Wear of the enamel of the teeth showing as shiny polished areas on the tooth surface in its minimal form to repeat fractures of the teeth, chipping of the incisor tips, vertical stress lines on the teeth, “abfraction” at the gum margins of teeth e.g. depressions of the thin enamel dentine areas of teeth previously thought to be caused by excess tooth brushing. The teeth may reduce in overall size so that typically the incisors will be shortened  giving rise to a generalised flattening of the teeth with loss if incisor tips, cusp tips height of teeth and tooth loss. Sophia Loren was an excellent example of this.  Repeated fracture of restorations may also occur.

Sleeping partners or family members may be aware of the noise at night.

Those with learning difficulties especially Downs Syndrome and Cerebral Palsy often suffer from bruxism.

Symptoms:

Patients may complain of tooth sensitivity especially at the necks of the teeth.  Very commonly seen on the bicuspid and molar teeth in the upper arch.

There is loss of tooth length /height and evidence of chipping of the enamel

Patients may complain of headaches, migrinous headaches and tension headaches.

The muscle of mastication may also be uncomfortable or over developed causing the patient’s face to appear broadened especially at the angle of the lower jaws.

Causation:

Largely unknown. May be induced by stress or occlusal imbalance, jaw displacements. Occlusal interferences e.g. a high restoration. There may be a genetic / familial predisposition. Secondary to mental status.

Aggravating factors:

Generalised stress,  occlusal imbalance, jaw displacements, occlusal interferences e.g. a high restoration.  Some dietary  factors may trigger the onset or weaken the enamel hastening tooth loss. Red meats, Cafeen, and dietary  stimulants. The acids contained in drinks and fruit may soften the enamel. Use of abrasive tooth paste and abrasive tooth brushes may hasten the process.

Management:

The first step is recognition & patient awareness.

To limit any aggravating factors e.g. reduction in red meat and caffeen in the diet, limit the intake of acid drinks and control the amount and frequency of these. To manage stress in life e.g. Yoga, palates, meditation , acupuncture, hypnotherapy.

To treat dental  factors e.g. reduce high restorations, get the bite balanced, have the malocclusion and especially the jaw displacement rectified.

Dental Solutions:

The above life style and local measures sadly often fail to break a learned subconscious habit especially when the damage is being done at night.

Dentists prescribe plastic bite guards or gum shields or more sophisticated Michigen splints. All of these devices aim to change the biting habits and act as a separator between opposing teeth. As with any plastic dental appliance, the plastic or thermo plastics degrade, absorb water & micro oral organisms, they become unsightly are difficult to clean and parts wear. Unfortunately with the wearing of the plastics, the teeth will migrate and over erupt only to be subjected to yet more grinding. These plastic devices must therefore be considered a temporary solution to bruxism.
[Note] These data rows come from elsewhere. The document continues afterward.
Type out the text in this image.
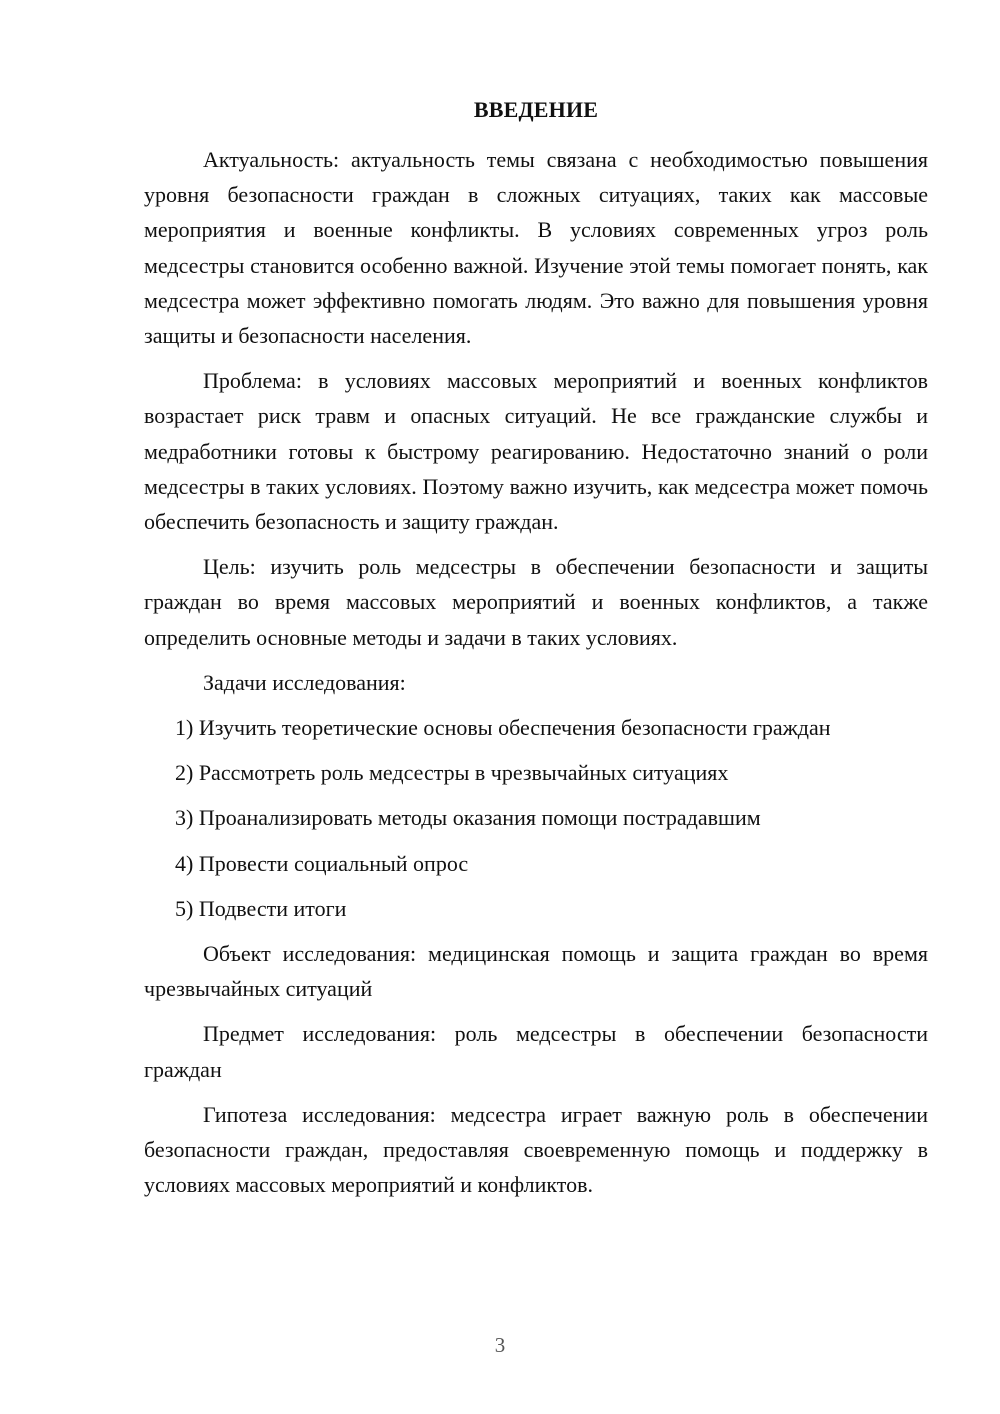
ВВЕДЕНИЕ

Актуальность: актуальность темы связана с необходимостью повышения уровня безопасности граждан в сложных ситуациях, таких как массовые мероприятия и военные конфликты. В условиях современных угроз роль медсестры становится особенно важной. Изучение этой темы помогает понять, как медсестра может эффективно помогать людям. Это важно для повышения уровня защиты и безопасности населения.

Проблема: в условиях массовых мероприятий и военных конфликтов возрастает риск травм и опасных ситуаций. Не все гражданские службы и медработники готовы к быстрому реагированию. Недостаточно знаний о роли медсестры в таких условиях. Поэтому важно изучить, как медсестра может помочь обеспечить безопасность и защиту граждан.

Цель: изучить роль медсестры в обеспечении безопасности и защиты граждан во время массовых мероприятий и военных конфликтов, а также определить основные методы и задачи в таких условиях.

Задачи исследования:

1) Изучить теоретические основы обеспечения безопасности граждан
2) Рассмотреть роль медсестры в чрезвычайных ситуациях
3) Проанализировать методы оказания помощи пострадавшим
4) Провести социальный опрос
5) Подвести итоги

Объект исследования: медицинская помощь и защита граждан во время чрезвычайных ситуаций

Предмет исследования: роль медсестры в обеспечении безопасности граждан

Гипотеза исследования: медсестра играет важную роль в обеспечении безопасности граждан, предоставляя своевременную помощь и поддержку в условиях массовых мероприятий и конфликтов.

3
The role of Somnowell in managing Bruxism and occlusal para function behaviour:

Somnowell offers a long term dental solution. The appliance is worn at night and the two opposing metal frameworks serve as a barrier between the opposing jaws so that the bruxist grinds metal against metal rather than enamel to enamel. In most case the Somnowell will not halt the habit though in some case the habit may be broken by the introduction of the somnowell.

The weight of the grinding habit is distributed over the surface of the dentition by the Sonmowell appliance.

 Where the MAA Somnowell is used for bruxism and para function habit management, the somnowell physically prevents the individual from moving the jaw posteriorly and limits the excursive movements of the jaws at night which may retrain and re programme the patient  leading to a  breaking of the habit ( this has yet to be scientifically proven and is currently a clinical observation). The Somnowell MAA holds the heads of the mandibular condyles in a forward position in the jaw socket and may in this way alter the proprio receptive mechanisms responsible for the bruxism habit.